Zgodnie z zapowiedziami były piosenki o miłości, znane wszystkim przeboje, ale i utwory z nadchodzącej płyty. W walentynkowy wieczór Mysłowicki Ośrodek Kultury wypełnił się po brzegi fanami zespołu Myslovitz.
Choć nie zawsze o szczęśliwej, to o miłości zespół Myslovitz śpiewa bardzo często.
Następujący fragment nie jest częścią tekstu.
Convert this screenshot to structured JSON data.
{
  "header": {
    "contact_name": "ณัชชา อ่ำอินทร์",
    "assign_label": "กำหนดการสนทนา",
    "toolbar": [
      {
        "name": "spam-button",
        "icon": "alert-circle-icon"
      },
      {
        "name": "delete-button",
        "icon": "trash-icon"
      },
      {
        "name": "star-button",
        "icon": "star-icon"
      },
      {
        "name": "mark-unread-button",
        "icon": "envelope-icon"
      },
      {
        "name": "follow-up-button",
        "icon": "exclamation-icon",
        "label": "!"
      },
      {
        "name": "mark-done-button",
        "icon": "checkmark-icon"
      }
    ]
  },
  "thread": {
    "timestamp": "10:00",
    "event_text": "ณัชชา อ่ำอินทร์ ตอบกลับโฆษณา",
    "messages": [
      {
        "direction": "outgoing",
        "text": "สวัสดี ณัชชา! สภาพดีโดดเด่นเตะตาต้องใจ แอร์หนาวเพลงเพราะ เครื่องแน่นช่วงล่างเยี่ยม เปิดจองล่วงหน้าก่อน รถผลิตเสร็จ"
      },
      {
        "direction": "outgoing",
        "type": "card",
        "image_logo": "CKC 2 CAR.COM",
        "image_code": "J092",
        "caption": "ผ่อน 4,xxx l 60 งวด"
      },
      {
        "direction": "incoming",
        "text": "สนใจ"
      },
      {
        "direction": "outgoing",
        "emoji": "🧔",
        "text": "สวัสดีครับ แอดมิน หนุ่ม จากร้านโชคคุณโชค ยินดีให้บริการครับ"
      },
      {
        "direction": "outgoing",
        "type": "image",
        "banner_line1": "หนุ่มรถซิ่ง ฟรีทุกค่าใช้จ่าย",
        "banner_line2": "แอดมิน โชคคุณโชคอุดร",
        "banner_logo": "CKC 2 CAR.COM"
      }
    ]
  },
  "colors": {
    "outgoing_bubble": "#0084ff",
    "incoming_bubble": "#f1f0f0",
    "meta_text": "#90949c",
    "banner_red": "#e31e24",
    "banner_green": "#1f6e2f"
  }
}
Było więc z czego wybierać, jeśli chodzi o materiał na walentynkowy koncert, na który wyprzedały się szybko wszystkie bilety.
– Bardzo cieszymy się, że się wyprzedał, że się odbędzie, że mamy taki comeback po latach pandemii i że zaczynamy od Mysłowic – mówi Jacek Kuderski, basista Myslovitz.
Od blisko 30 lat zespół gromadzi tłumy na koncertach w swoim rodzinnym mieście. Tak też było i tym razem.
– Czwarty raz gram z zespołem w Mysłowicach i wydaje mi się, że są większe obawy, bo ludzie nas tu znają. Jest trema większa, natomiast koncert sam w sobie, myślę, że będzie fajny – mówił przed koncertem Mateusz Parzymięso, wokalista Myslovitz.
Obawy były nieuzasadnione, bo po koncercie fani mówili tak:
– Naprawdę cudowny wieczór, cudowny koncert, fantastyczna zabawa i myślę, że fajnie by było, gdyby zespół pojechał w trasę. Nowy wokalista super – mówi Asia, uczestniczka koncertu.
– Przyjechałam z Gdańska, ponieważ wygrałam bilety na koncert. Ja słucham też Myslovitz już od wielu lat, jeżdżę za nimi, uwielbiam – mówi Natalia Opuszewicz.
– Tęskniliśmy za tym w Mysłowicach, żeby Myslovitz w końcu zagrało. Nowy wokalista Mateusz Parzymięso jest po prostu przecudowny na scenie – dodają mysłowccy fani zespołu.
Oprócz znanych wszystkim hitów pojawiły się też nowe utwory. 4 marca ukaże się długo wyczekiwany singiel zespołu. Ma być też teledysk stworzony przez nominowanego do Fryderyków reżysera, współpracującego z wieloma znanymi nazwiskami z branży muzycznej.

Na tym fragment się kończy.